The series below show how noise levels in the image increase as the ISO is increased.
In this series you can see the effects on the image at each extra stop of ISO. Darker areas slowly begin to clip to black and dark areas contain large amounts of read noise by about 25600 ISO. At 102400 ISO the image is very noisy and it should be apparent that middle grays have also been impacted by the reductions in dynamic range.
Looking at the results it appears that surface reflectance plays an important role in visible noise levels within the image. If your subject is highly reflective, ie, brighter, then noise levels may not be an issue even at very high ISO settings. When deciding what ISO to use you should consider the surface reflectance of your subject. Even with intense directed light dark subjects cause a large increase in noise.
Another thing that can be seen is that high noise levels break apart fine details. You should assume that if your subject has a lot of fine details in it, or if you wish to retain fine details, you should avoid using a high ISO. “Details” doesn’t just refer to texture, but also color consistency and accuracy, gradient accuracy, and midrange brightness stepping.
Considering how quickly detail is lost in dark areas of the image one more no-no comes up for high ISO. Contrary as it may seem, you should avoid using very high ISO for extremely dark scenes. Instead, focus on using longer exposure times to increase the brightness in such scenes. This would include night sky photography or outdoor night photography in general.
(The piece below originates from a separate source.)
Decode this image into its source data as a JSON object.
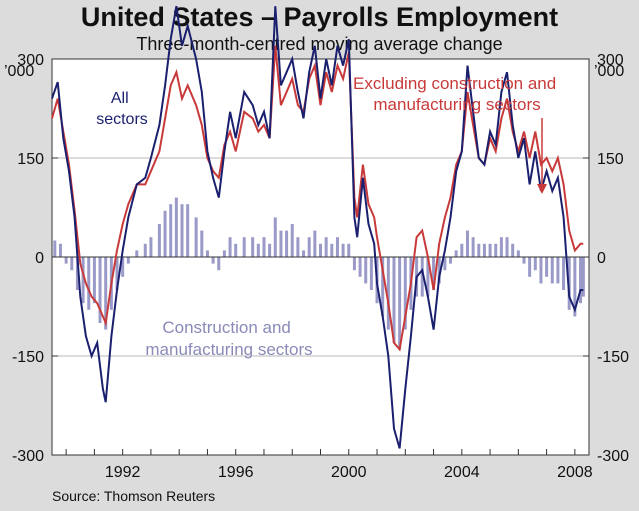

As we learned above dynamic range is lost at higher ISO settings with this camera and most photography oriented cameras. Because that is true if you want to shoot scenes with high dynamic range such as back lit subjects or sunsets, use the lowest possible ISO to capture as much of the highlights and shadows possible in the scene.
The images above show that this camera performs best at high ISO in relatively bright situations. That may seem counterintuitive, but it basically means that the high ISO settings should be used to increase the shutter speed when the subject’s motion requires a higher shutter speed, not when the subject is poorly lit.
Thinking back to what we said about surface reflectance earlier we can derive that if you have to adjust the ISO higher to maintain a certain shutter speed, don’t favor lower ISO or underexposure, instead you should favor full saturation or even slight over saturation of the pixels, especially in low light. A 1/3rd to 2/3rd stop overexposure of the subject is preferred for this particular camera. This means that if you’re thinking you’ll slightly underexpose to get to a lower ISO that is incorrect. Doing that will simply increase the noise in the image. It’s better to use a higher ISO and get full pixel saturation for the subject. Since we know that noise in brightly lit areas is reduced, even at high ISO, then increasing the ISO so your subject is brightly lit is better than keeping your subject dark and using a lower ISO.
Knowing all this here are 3 rules for ISO:
- Always use the lowest possible ISO for a given shutter speed.
- Higher ISO’s work best when the subject appears bright in the image.
- Favor longer exposure times over higher ISO for extremely dark scenes.